One applicant expressed intense frustration, not least as the student was local to the area and was keen to find a Bristol place. In addition, said the applicant, the chambers required a significant investment of time in the application.

“Each application takes at least every evening for a week,” the disappointed pupillage-hunter told Legal Cheek. “Then it has to go off to be proof read, usually by the careers service at my inn. I also undertook a mini-pupillage, which was a week of my time, unpaid.”

Applications were required by late April for a pupillage that was scheduled to begin this coming January.

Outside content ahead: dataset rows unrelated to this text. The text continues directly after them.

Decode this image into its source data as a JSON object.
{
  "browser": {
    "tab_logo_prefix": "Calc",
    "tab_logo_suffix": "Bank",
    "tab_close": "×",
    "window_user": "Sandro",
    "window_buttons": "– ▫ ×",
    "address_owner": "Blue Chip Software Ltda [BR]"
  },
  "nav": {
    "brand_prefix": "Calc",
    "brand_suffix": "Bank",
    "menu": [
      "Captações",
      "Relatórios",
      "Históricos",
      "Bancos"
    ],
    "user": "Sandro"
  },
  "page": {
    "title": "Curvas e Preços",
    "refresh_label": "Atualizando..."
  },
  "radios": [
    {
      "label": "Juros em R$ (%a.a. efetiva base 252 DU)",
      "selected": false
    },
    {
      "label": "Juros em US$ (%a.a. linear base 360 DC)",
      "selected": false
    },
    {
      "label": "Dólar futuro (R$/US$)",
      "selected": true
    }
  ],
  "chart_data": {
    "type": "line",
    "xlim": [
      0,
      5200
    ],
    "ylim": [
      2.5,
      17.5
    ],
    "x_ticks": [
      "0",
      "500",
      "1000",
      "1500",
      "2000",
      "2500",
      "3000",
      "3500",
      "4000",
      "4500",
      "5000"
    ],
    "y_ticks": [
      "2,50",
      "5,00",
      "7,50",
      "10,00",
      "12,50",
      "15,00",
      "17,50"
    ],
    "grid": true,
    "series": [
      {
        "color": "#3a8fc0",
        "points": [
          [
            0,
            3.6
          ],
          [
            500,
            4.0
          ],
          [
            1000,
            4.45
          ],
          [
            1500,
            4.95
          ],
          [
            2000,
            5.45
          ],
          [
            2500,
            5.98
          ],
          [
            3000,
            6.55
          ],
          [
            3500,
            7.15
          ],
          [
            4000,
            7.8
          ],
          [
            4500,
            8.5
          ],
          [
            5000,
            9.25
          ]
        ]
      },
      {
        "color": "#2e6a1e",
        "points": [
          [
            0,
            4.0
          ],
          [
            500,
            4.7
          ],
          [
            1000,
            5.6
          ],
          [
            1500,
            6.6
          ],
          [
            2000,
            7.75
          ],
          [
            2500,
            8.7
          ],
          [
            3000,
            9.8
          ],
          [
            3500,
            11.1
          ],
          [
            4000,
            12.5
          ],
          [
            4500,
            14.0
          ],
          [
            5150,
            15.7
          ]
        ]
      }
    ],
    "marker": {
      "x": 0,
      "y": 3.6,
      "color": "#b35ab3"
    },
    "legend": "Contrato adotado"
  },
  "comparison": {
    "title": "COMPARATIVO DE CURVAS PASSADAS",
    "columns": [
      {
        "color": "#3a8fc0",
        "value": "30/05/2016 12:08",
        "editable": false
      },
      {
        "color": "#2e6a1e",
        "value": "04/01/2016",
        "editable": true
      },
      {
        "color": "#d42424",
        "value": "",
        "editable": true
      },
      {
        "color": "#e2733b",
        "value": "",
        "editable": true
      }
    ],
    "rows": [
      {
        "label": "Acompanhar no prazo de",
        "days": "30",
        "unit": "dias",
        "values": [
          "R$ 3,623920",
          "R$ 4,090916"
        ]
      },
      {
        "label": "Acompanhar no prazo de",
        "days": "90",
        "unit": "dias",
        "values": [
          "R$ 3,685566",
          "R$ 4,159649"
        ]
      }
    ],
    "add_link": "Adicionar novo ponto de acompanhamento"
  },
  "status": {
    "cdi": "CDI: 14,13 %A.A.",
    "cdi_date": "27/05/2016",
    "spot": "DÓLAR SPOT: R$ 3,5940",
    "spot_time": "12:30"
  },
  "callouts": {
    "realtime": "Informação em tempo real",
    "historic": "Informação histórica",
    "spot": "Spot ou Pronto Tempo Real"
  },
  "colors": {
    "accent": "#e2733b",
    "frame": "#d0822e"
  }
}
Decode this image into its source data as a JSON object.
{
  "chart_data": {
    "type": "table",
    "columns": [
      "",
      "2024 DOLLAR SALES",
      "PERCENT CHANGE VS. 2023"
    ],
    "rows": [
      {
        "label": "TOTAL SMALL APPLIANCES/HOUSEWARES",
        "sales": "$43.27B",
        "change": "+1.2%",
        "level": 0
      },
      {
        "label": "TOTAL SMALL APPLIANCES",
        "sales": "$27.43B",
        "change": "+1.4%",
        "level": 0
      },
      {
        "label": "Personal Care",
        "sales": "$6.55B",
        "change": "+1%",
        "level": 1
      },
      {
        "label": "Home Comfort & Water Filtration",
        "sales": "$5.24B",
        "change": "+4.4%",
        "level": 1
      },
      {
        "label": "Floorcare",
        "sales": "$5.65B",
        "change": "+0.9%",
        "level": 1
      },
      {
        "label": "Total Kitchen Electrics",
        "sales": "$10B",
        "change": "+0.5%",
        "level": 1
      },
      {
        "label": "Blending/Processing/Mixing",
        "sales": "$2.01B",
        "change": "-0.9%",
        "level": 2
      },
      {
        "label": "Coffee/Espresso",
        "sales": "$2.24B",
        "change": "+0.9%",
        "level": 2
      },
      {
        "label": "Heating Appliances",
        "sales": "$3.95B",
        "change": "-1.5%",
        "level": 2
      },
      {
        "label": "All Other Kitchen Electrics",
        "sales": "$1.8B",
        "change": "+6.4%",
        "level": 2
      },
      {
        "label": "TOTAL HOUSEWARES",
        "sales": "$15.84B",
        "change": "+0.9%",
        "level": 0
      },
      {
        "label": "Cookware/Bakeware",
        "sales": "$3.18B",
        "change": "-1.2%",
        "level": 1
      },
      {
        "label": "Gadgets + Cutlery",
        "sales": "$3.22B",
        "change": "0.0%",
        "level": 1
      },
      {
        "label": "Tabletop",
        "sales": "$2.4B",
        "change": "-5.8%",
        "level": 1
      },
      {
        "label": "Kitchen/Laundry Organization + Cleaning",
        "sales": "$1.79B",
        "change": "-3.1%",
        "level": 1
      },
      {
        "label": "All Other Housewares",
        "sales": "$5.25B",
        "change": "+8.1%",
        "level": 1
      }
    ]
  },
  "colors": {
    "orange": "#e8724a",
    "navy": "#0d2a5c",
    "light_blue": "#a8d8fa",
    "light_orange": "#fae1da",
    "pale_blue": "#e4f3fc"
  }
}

Signs of trouble first arose when the chambers postponed its selection process until October. Then, at the end of last month — no more than six weeks before the scheduled start date — Queen Square called off the potential deal.

According to the shunned applicant, the chambers wrote:

“Unfortunately, due to circumstances beyond our control, we will not be offering any pupillages to start in January 2015. We apologise for the understandable inconvenience and frustration this will cause; please rest assured that this was not a decision that was taken lightly.”

The chambers went on to say that it intended to recruit pupils for an October 2015 start, kicking off its application process afresh in the new year.

This is not the first time chambers have hit applicants with a last-minute deferral of possible pupillage places — indeed, the Bristol law student community is rife with rumours that at least one other local set has behaved similarly to Queen Square.

For its part, Queen Square, which describes itself as a “forward thinking and dynamic set of barristers’ chambers”, has declined to issue a statement, with head of chambers Christopher Taylor not responding to requests for comment.